Sunday May 10, 2015: It is overcast this morning. I take a few photos before building a little campfire to keep me company while I write in the journal. Here it is May and a campfire and a wool poncho are welcome parts of my life. I love this weather.
Big Leaf Maples are huge and covered with golden-green moss that looks like fur.
By time I am done writing, it is too sunny for good photos in the forests what with bright splashes of light and deep shadows. But I go for a walk, anyway, just because the forest is so wonderful.
Light and shadows in the forest
Trees along the Newton-Drury Parkway in Prairie Creek State Park
Back at camp, I download photos and edit until my laptop battery is dead. Then Clifford and I decide to go for a drive up the Newton-Drury Parkway, which is a road right through the heart of the redwood forest in the Prairie Creek State Park.
Driving the Newton-Drury Roadway
Shamrocks and ferns, as well as moss, grow out the decaying wood of dying and dead trees
In addition to driving the 10 mile length of the road, admiring the great trees as we go, we stop and follow paths to a couple of the most outstanding trees in the area.
Clifford and Carol in the Prairie Creek Redwood forest
Tree-peeker
The Corkscrew Tree
The Corkscrew Tree is a redwood famous for the unusual entwining growth of its four trunks. It looks quite different depending on the angle at which one approaches, but it is no doubt unique, no matter where one is standing.

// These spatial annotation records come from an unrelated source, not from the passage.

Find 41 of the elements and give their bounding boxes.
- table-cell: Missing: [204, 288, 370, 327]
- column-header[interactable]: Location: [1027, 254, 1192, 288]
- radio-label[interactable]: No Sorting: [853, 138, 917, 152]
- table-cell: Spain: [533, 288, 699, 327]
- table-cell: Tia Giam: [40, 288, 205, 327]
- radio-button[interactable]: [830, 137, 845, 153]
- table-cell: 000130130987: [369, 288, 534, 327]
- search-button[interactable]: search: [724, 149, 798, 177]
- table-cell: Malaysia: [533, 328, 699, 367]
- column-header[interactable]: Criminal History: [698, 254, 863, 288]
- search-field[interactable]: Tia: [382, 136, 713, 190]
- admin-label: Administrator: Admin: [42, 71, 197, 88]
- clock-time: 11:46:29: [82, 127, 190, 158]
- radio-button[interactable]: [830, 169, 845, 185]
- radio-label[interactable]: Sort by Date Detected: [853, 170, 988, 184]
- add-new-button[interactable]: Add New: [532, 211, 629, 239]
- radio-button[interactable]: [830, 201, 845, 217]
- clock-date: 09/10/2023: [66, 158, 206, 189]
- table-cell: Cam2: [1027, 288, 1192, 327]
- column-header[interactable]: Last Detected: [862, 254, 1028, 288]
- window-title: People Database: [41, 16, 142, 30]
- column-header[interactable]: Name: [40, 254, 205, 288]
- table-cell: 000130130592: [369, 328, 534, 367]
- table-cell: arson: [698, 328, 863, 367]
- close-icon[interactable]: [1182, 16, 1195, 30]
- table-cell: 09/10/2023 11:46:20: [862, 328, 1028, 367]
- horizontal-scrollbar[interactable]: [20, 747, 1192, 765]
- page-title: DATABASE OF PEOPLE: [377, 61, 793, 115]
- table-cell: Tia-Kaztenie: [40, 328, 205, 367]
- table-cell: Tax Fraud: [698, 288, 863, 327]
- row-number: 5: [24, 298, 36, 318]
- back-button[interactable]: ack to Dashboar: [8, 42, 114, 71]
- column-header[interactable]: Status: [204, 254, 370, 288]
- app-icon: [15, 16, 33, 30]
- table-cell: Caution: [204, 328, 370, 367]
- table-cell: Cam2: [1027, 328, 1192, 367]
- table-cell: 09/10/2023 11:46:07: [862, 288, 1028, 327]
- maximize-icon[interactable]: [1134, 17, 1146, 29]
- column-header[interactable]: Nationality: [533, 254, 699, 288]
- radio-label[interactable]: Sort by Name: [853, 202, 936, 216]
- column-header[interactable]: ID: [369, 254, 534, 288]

Corkscrew Tree – a very twisted Redwood
Clifford looking up at Big Tree
The other famous redwood in this forest, Big Tree, is a single trunk 20 feet in diameter with a 68-foot circumference. This wonderful giant is about 1,500 years old.
Clifford and Carol at Big Tree
Big Leaf Maple leans precariously as Clifford looks upward at other tall trees
The big leaf maples are also amazing… so very tall with great branches reaching out, covered with moss like golden-green fur.
Moss-covered Big Leaf Maple
Leaning Big Leaf Maple
I am in such awe of these giants of the earth and reluctant to leave them, but on back to camp we go. I continue reading “Legacy of Luna” by Julia Hill, admiring her great courage and stamina to stand up to adversity of all sorts while living for two years in an old-growth redwood near Eureka, done to bring awareness to environmental issues and logging practices.
A redwood like Luna, but smaller. Could I live in her branches for two years?
As I walk in the forests in the evening, I look up at the old-growth redwoods around camp and consider what it would be like to live in the upper stories of one of these giants, never setting foot on the ground for over two years.
I am so in love with trees, tall trees, short trees, straight trees, leaning trees, crooked trees, furry trees. I’ll dream of trees tonight.